Il faut bien comprendre que les « Cinq poisons » comme « les renards » sont bien la cible des services de sécurité chinois, capable de monter des opérations plus ou moins sophistiqués, jusqu’à des choses très « tordues » pour atteindre ses objectifs et satisfaire l’empereur. Par voie de conséquences, les anciens proches des réseaux Jiang Zemin ou Hu Jintao à l’étranger qui ont fait fortune dans divers secteurs (industriels, banques, agroalimentaire, immobilier etc…) vivent aujourd’hui dans une forme de paranoïa, qui disons-le, est un des modus operandi voulu par ces diverses opérations. Au total, plusieurs arrestations à travers le monde, des morts suspectes, des disparitions etc… en France, au Royaume-Uni, à Hong Kong, etc… le tout illustre les capacités des services chinois à mener des opérations plus ou moins discrètes toujours plus loin de son territoire.

À terme la Chine veut-elle mettre en place un régime d’extraterritorialité pour tous les citoyens chinois qui sont dans sa zone d’influence ? 

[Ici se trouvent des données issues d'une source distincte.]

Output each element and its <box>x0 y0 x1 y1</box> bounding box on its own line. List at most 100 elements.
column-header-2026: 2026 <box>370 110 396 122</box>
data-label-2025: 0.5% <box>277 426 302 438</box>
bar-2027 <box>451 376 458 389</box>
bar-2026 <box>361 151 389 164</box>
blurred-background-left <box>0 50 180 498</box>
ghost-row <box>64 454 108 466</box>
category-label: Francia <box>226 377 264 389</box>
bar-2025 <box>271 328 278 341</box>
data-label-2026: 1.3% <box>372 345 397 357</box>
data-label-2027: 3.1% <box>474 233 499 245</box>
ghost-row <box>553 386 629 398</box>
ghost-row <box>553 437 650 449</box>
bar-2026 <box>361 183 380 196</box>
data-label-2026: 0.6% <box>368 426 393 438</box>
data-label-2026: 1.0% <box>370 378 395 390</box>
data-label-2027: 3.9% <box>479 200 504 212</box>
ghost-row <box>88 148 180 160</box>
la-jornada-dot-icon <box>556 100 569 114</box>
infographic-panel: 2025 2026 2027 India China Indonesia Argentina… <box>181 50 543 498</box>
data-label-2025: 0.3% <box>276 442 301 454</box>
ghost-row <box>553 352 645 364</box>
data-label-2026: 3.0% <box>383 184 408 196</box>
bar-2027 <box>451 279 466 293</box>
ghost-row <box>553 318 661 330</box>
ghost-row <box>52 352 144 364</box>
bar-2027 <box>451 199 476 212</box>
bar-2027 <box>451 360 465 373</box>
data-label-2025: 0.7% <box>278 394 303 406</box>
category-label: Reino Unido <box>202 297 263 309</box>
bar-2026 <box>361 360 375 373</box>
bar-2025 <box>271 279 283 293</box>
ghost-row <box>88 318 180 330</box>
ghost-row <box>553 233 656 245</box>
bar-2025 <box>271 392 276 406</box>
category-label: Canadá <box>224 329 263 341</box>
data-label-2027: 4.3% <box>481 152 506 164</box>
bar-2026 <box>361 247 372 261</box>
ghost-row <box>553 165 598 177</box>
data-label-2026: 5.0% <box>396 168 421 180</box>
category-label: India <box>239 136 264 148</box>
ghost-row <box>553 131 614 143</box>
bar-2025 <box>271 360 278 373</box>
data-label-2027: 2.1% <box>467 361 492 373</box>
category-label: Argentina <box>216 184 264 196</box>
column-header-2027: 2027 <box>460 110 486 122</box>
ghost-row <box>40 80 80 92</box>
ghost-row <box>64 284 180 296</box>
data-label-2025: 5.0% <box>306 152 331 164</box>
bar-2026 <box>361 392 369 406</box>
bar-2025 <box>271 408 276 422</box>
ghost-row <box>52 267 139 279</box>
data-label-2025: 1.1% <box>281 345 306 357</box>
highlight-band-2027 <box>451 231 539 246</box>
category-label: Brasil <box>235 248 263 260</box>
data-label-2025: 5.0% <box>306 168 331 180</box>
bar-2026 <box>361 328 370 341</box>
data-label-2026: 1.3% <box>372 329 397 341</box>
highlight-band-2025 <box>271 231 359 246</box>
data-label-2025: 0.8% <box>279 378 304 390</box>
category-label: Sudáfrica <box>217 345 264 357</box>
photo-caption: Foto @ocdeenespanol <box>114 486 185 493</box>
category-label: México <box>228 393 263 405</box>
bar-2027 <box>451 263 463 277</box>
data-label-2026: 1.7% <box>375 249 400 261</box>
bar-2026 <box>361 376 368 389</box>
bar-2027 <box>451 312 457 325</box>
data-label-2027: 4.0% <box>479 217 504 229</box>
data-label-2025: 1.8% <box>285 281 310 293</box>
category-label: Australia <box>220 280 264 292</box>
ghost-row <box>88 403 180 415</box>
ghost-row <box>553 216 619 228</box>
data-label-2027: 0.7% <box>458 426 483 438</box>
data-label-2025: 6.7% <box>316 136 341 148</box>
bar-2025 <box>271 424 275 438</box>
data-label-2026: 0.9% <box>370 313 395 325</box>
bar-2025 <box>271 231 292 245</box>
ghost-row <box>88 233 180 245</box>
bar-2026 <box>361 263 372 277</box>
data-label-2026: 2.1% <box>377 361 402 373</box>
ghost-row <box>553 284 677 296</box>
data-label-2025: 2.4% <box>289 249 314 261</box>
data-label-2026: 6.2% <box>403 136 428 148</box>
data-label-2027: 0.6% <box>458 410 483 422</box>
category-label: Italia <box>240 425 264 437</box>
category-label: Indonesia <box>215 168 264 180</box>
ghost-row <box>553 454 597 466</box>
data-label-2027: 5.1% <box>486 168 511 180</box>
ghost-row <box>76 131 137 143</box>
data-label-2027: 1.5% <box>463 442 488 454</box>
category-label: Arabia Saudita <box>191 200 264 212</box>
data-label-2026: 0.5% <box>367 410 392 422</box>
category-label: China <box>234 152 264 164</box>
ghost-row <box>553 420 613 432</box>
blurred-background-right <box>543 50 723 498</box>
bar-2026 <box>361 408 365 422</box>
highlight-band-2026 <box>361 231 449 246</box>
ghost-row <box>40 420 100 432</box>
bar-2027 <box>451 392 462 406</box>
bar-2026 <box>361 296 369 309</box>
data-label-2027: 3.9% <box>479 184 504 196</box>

Les Etats-Unis restent Le modèle farouchement jalousé par le régime et par certains chinois, pour son niveau de puissance, son rayonnement sur le monde, autant par ce que les chinois ne peuvent faire…Ainsi, les logiques d’extraterritorialité, technique, financière, monétaire etc… là les Etats-Unis excellent… sont bien sûr analysées et fantasmées à Pékin. En ce sens, Pékin souhaite développer un système de comptage, fichage et identification de l’ensemble des diasporas chinoises dans le monde, anciennes comme nouvelles. Cette liaison avec ces « diverses chines » en dehors de La Chine est l’une des grandes questions pour la décennie à venir. La logique voudrait que l’extension du réseau diplomatique chinois, l’expansion des technologies de surveillance (liée à l’IA, quantique et big data) conduisent toujours plus la politique extérieure de la Chine à polariser ses messages et objectifs en direction des populations chinoises (ou d’ascendance) à l’étranger.